His eyes took a second to focus and then his mind took two seconds more to understand what he was seeing: up in the eaves a shadowed figure crouched, holding a rifle. The barrel was pointed directly at him. Even at this distance he thought he could see the assassin’s finger starting to squeeze the trigger. He felt frozen still, as if held in place by some invisible hand. Behind him he sensed Christine frown and follow her husband’s gaze up into the roof. Then she saw the figure too. But Christine did not freeze. She screamed.
“There’s a gun!” she yelled.
It was a sound that seemed to break a spell. The world around Hodges exploded into chaotic movement. Christine leapt to her feet, her chair clattering to the floor. He took a step toward her, glancing backwards to see the rifle tracking his movement. But now the stage was a frantic mess of running and shouting people. Hodges grabbed Christine and stepped in front of her, shoving her behind him, and he put up one arm, seeking to ward off whatever fire might come their way.
An explosion suddenly echoed around the gymnasium with an unearthly ear-splitting crack. Hodges felt the hot, scalding breath of something kiss his cheek as it sped by and he felt a spray of angry concrete chips from the wall behind him strike his back. Then he hit the floor, taking Christine with him, covering her with his own body. He waited for another bullet; his breath roaring like an enraged bull, his heart thumping so loud that he felt it would burst through his chest. But a second shot never came.

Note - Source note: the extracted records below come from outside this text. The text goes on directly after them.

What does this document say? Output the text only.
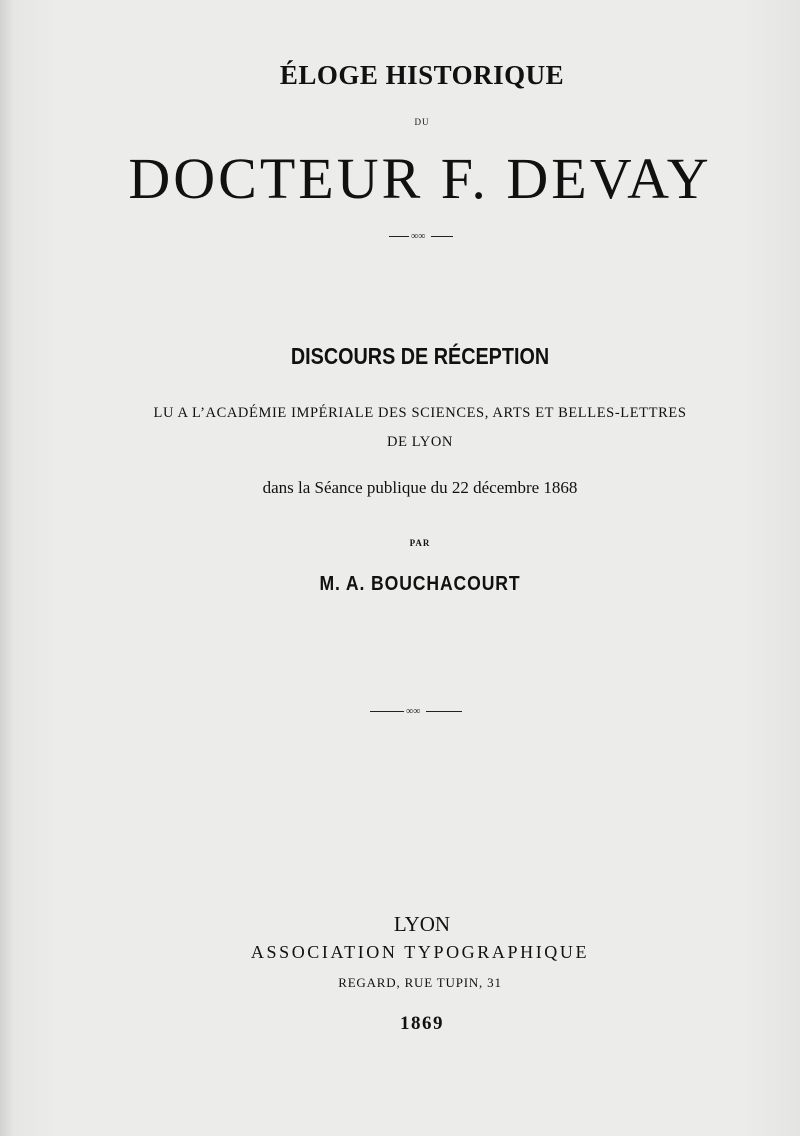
ÉLOGE HISTORIQUE
DU
DOCTEUR F. DEVAY
∞∞
DISCOURS DE RÉCEPTION
LU A L’ACADÉMIE IMPÉRIALE DES SCIENCES, ARTS ET BELLES-LETTRES
DE LYON
dans la Séance publique du 22 décembre 1868
PAR
M. A. BOUCHACOURT
∞∞
LYON
ASSOCIATION TYPOGRAPHIQUE
REGARD, RUE TUPIN, 31
1869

Up above, the assassin had dropped her rifle. She collapsed into a ball, curling up in fetal position, hugging her knees to her chest and muttering to herself something that sounded like a prayer in the rasping language she had learned at her mother’s breast. She repeated the words again and again and then thirty seconds later two overweight cops, screaming and sweating, guns drawn and ready to fire, clattered up the steel steps to her hideaway. They grabbed her and twisted her arms fiercely behind her back. One of them aimed a kick at the small of her back, crunching the toe of his boot into her spine. She fell silent now, not even grunting in pain at the blow. The two men shouted questions at her, pushing their faces into hers. But she looked away, twisting her neck in their grasp and closing her eyes as if in meditation. She did not speak again.